Tribunal Administratif de Grenoble — Décision N° TA38-2507334

vendredi 24 octobre 2025

JuridictionTribunal Administratif de Grenoble
SectionTribunal Administratif de Grenoble
N° DossierTA38-2507334
TypeOrdonnance
RecoursExcès de pouvoir

Résumé IA

Le Tribunal administratif de Grenoble a été saisi par Mme B... d’un recours en excès de pouvoir contre un refus préfectoral d’échange de son permis de conduire allemand. En cours d’instance, le préfet de la Loire-Atlantique a abrogé la décision contestée, rendant la requête sans objet.
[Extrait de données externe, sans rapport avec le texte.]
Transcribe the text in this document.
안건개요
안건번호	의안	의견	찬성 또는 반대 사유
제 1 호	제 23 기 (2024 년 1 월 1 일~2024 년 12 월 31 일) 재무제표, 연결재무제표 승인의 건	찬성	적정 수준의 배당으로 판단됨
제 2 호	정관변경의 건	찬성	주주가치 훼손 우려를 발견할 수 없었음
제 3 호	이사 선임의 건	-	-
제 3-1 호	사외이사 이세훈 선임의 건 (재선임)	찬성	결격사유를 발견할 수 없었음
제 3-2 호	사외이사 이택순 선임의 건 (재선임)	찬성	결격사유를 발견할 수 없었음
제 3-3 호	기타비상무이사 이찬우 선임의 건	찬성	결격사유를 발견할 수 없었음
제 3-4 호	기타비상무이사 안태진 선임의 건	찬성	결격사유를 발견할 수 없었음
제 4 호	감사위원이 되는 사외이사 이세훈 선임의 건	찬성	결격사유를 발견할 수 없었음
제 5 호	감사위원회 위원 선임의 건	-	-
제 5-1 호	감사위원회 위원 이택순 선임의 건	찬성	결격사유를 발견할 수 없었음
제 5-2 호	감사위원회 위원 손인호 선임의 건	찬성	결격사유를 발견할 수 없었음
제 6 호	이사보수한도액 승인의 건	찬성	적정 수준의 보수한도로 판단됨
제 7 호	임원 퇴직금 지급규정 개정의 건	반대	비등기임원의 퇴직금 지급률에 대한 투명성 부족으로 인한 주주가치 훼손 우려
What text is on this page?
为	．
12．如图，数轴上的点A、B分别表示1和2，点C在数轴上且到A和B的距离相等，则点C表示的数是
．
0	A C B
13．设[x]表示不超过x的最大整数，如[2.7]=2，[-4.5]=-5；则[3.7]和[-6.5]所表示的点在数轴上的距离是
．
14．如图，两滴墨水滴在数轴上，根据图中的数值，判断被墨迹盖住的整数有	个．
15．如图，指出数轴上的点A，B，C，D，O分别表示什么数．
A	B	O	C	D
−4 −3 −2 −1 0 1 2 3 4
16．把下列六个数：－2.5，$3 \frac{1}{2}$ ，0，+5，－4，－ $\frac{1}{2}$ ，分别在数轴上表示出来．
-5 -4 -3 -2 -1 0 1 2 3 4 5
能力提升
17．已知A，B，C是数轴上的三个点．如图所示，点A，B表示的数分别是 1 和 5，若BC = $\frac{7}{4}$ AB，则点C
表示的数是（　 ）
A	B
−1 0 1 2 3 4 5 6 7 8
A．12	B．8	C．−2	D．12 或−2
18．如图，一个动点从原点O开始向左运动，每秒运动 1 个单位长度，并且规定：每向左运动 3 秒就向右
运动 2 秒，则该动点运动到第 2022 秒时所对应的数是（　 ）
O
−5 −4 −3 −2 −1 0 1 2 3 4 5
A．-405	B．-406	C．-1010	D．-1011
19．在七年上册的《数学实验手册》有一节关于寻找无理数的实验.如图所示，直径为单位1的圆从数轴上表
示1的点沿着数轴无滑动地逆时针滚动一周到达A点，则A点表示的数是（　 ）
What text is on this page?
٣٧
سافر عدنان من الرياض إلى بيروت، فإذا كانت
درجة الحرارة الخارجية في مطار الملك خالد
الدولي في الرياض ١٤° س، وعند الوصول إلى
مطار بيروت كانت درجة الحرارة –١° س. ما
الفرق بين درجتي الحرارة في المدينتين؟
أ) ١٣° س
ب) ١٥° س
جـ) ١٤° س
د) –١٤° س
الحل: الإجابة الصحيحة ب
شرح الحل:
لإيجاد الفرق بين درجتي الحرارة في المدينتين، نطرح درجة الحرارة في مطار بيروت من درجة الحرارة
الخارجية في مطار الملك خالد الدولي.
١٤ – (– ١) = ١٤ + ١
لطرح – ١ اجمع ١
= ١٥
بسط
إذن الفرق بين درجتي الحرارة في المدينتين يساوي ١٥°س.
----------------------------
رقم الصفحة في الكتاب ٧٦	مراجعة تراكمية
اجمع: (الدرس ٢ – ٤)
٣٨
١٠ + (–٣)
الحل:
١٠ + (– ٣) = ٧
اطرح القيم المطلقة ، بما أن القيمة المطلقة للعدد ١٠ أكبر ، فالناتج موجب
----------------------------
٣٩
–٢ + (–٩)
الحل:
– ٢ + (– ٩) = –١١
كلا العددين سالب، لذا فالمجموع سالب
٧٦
Sur le fondement de l’article R. 222-1 du code de justice administrative, le tribunal constate qu’il n’y a plus lieu de statuer.

Texte intégral

Vu la procédure suivante :

Par une requête enregistrée le 15 juillet 2025, Mme A... B... demande au tribunal d’annuler la décision du 3 juin 2025 par laquelle le préfet de la Loire-Atlantique a refusé d’échanger son permis allemand contre un permis français.

Par un mémoire en défense enregistré le 7 octobre 2025, le préfet de la Loire-Atlantique conclut au non-lieu à statuer sur la requête de Mme B....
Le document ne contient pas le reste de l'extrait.